Так вот там, где эта сторона леса заканчивалась, начиналась низинка, и в ней, низинке, как завершение городка, снова появлялись разноцветные, в основном желтые и зеленые, домики – маленькие деревянные домики, скромно украшенные незамысловатой резьбой оконных наличников, коньков крыш и перил миниатюрных веранд, и утопавшие в небольших садочках и огородиках. Вправо от пригорка, и несколько вниз, уходила грунтовая неширокая дорога – к реке.
Сколько помнил он, здесь родившийся, именно в этом месте, на пригорке, лес всегда и прерывался, как будто специально для того, чтобы, обойдя этот небольшой «жилой массив», снова сомкнуться, по другую уже его сторону, со своим продолжением, простиравшимся далее, вглубь и вширь, вдоль берега реки и – дальше, дальше… как ни в чем ни бывало, словно и не врезался в него в этом месте «жилой комплекс». Лес был густой и сильный, ароматный. Сосны, по крутому высокому берегу реки, стояли величавые, возвышаясь кронами, и, демонстрируя свои мощные корни над песчаными обрывами – здесь был сплошной песчаник. Потому и – «Пески». Впрочем, песчаник здесь, в этом месте Земли, где стоял его городок, был повсюду, оттого и лес здесь был такой духмяный, чистый. Но вот именно этот кусочек пространства люди, захотевшие поселиться здесь, назвали «Пески». Ну, да ладно… О чем же он?.. Да, он сидел сейчас неподалеку от своего дома… того места, где тот раньше был.

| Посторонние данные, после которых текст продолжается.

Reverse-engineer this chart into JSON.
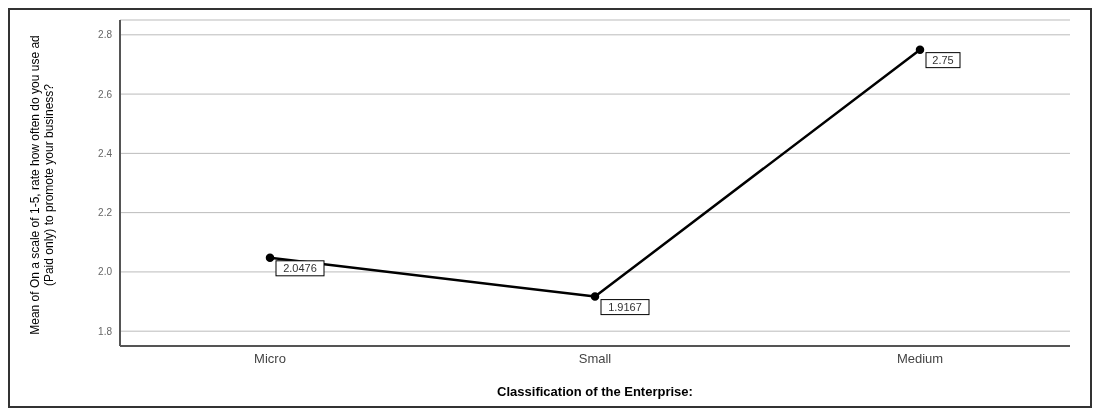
{
  "chart_data": {
    "type": "line",
    "xlabel": "Classification of the Enterprise:",
    "ylabel": "Mean of On a scale of 1-5, rate how often do you use ad (Paid only) to promote your business?",
    "categories": [
      "Micro",
      "Small",
      "Medium"
    ],
    "series": [
      {
        "color": "#000000",
        "values": [
          2.0476,
          1.9167,
          2.75
        ]
      }
    ],
    "ylim": [
      1.75,
      2.85
    ],
    "yticks": [
      {
        "value": 1.8,
        "label": "1.8"
      },
      {
        "value": 2.0,
        "label": "2.0"
      },
      {
        "value": 2.2,
        "label": "2.2"
      },
      {
        "value": 2.4,
        "label": "2.4"
      },
      {
        "value": 2.6,
        "label": "2.6"
      },
      {
        "value": 2.8,
        "label": "2.8"
      }
    ],
    "grid": "y",
    "data_labels": true,
    "marker": "circle",
    "line_style": "solid"
  }
}
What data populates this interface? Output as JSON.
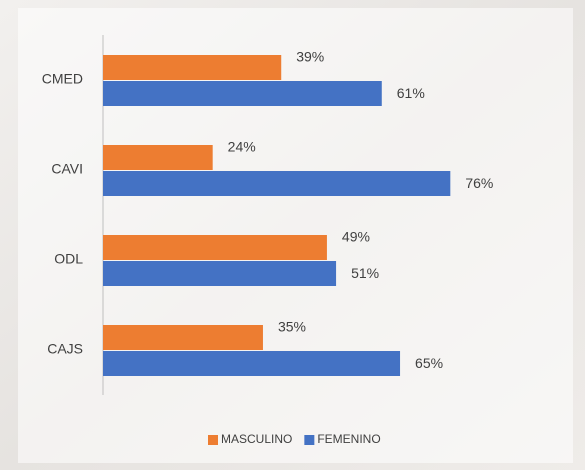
{
  "chart_data": {
    "type": "bar",
    "orientation": "horizontal",
    "categories": [
      "CMED",
      "CAVI",
      "ODL",
      "CAJS"
    ],
    "series": [
      {
        "name": "MASCULINO",
        "color": "#ed7d31",
        "values": [
          39,
          24,
          49,
          35
        ],
        "value_labels": [
          "39%",
          "24%",
          "49%",
          "35%"
        ]
      },
      {
        "name": "FEMENINO",
        "color": "#4472c4",
        "values": [
          61,
          76,
          51,
          65
        ],
        "value_labels": [
          "61%",
          "76%",
          "51%",
          "65%"
        ]
      }
    ],
    "xlim": [
      0,
      100
    ],
    "legend": "bottom"
  }
}
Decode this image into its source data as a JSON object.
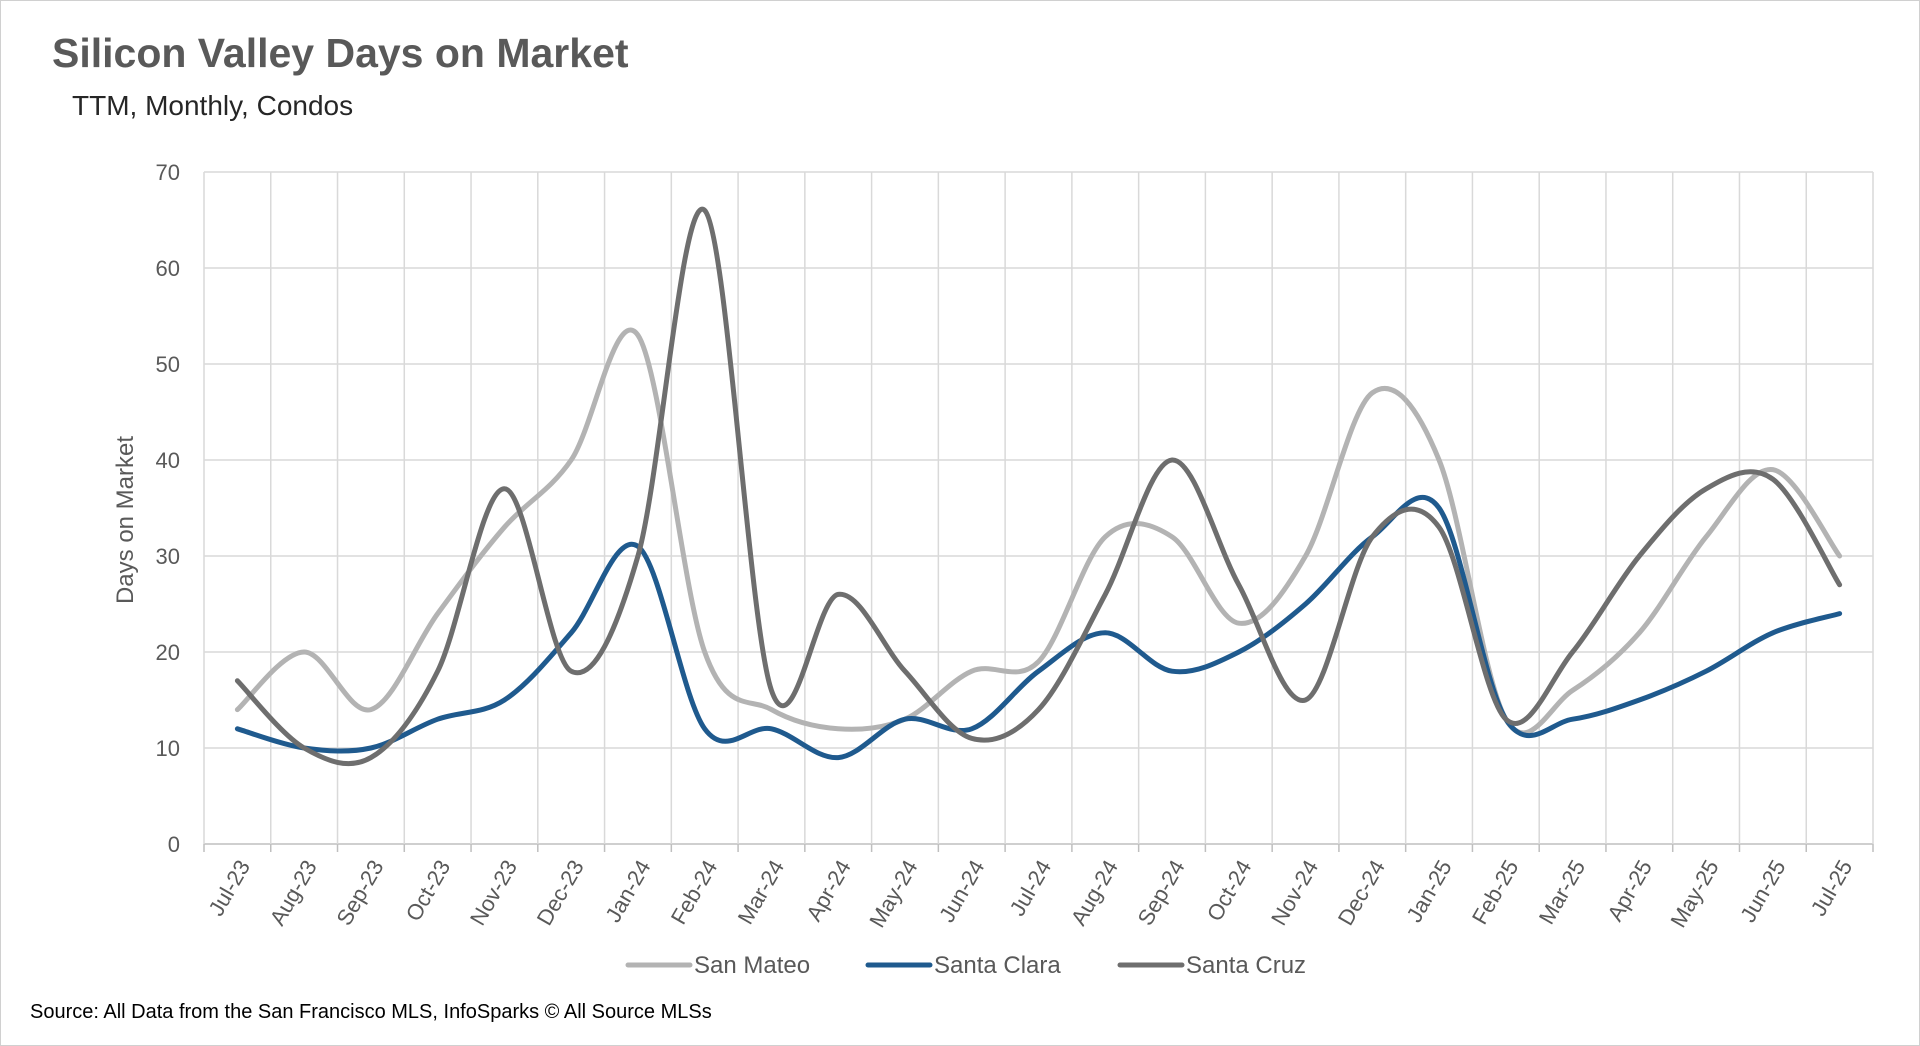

Мысли тревожно вскинулись, но старик постарался не поддаться этому чувству. Перед его глазами, как будто он увидел это прямо сейчас и словно не прошло уже больше тридцати лет с тех пор, встала картина уничтожения… его дома…
Это произошло десять лет спустя, после того, как ему и его матери выделили двухкомнатную квартиру в новостройках. Тогда расстраивалась только одна часть городка – находившаяся на прямо противоположной стороне от «Песков», по диагонали от них, почти в часе ходьбы. Чтобы попасть в новую часть городка, надо было пересечь довольно большой лесной массив, а проще говоря – тоже пройти через лес. Новые дома возникали там как грибы, одинаковые, серокаменные, безликие; стояли, тесно прижавшись друг к другу, и создавали ощущение… тесноты. Да, именно тесноты. И люди, переселенные сюда из собственных домиков, и привыкшие жить в своих домах, на земле, пусть и без удобств, но имевшие каждый свою индивидуальность и манеру жить, отделенные от домика соседа садиком и небольшим цветничком, сразу почувствовали себя как пчелы, собранные в один улей, а некоторым, всю жизнь не поднимавшимся у себя в домике выше его трех-пяти деревянных ступенек, никак вначале было не привыкнуть смотреть на землю со второго, третьего, а то и – пятого этажа.
Ему с матерью в этом смысле повезло – им дали квартиру на первом…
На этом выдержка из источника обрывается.